As 2015 wound to a close, it was assigned to the record books as the world’s warmest year. Of course, global warming is widely considered to be at play, but meteorologists are particularly interested in the strength of this year’s El Niño, which has exacerbated droughts in some areas, increased floods in others, and led to an unusually mild winter in North America and Europe. The effects of this unusually warm winter on the world economy are representative of the diverse financial consequences of El Niño and of climate variability generally, with weather being blamed for increased production costs, reduced revenues, and reduced GDPs. The question for each of these companies is whether they were prepared for El Niño and integrated weather risk management into their development strategies.

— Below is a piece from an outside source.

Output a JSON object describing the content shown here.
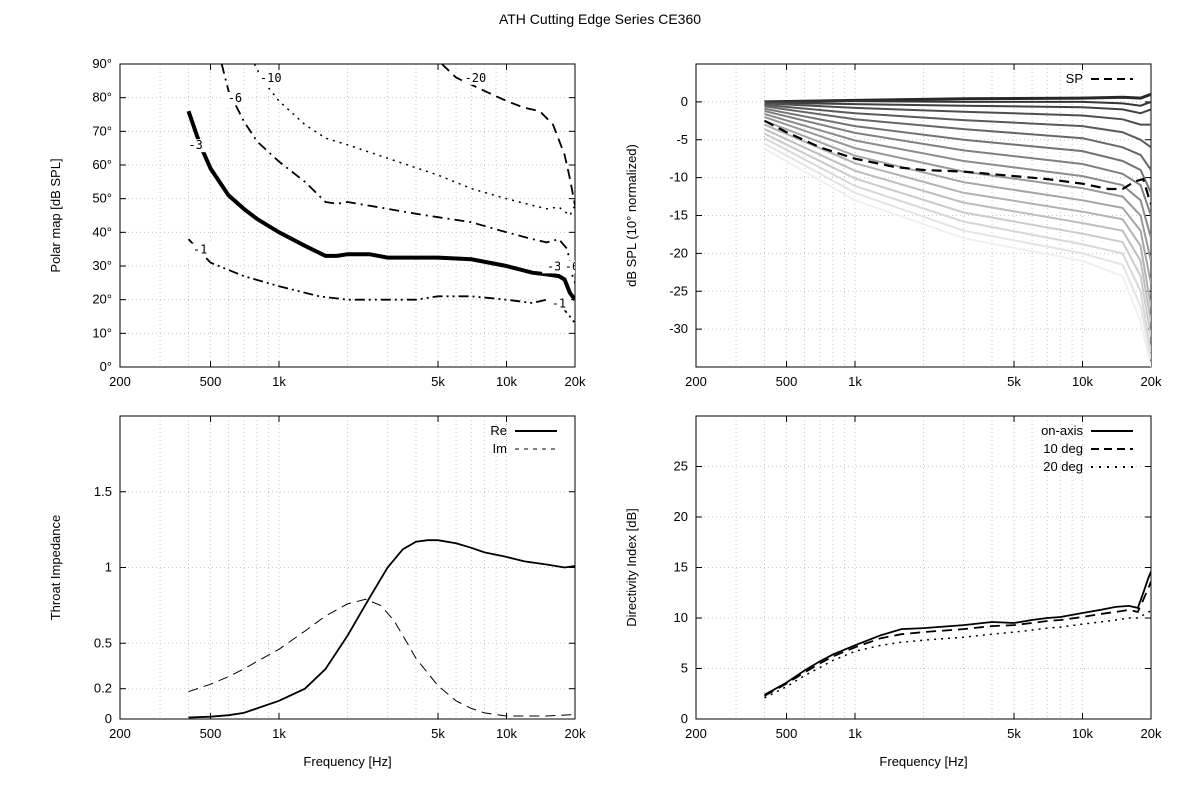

Exploring the El Niño phenomenon
El Niño is well known as a cyclical phenomenon that occurs about once or twice per decade that sees the warm waters of the central Pacific expand eastwards towards North and South America. During the summer period, it increases the risk of decreased rainfall in the Eastern Pacific (India, Indonesia and in the northern part of Australia), and conversely, it rains more in the southern United States and on the west coast of South America. In winter, when El Niño peaks, temperatures are abnormally high in North America and Europe, and there is more intense storm activity in the Gulf of Mexico. It is also accompanied by intense rains. El Niño leads to a significant increase in the number, duration and intensity of weather anomalies around the world.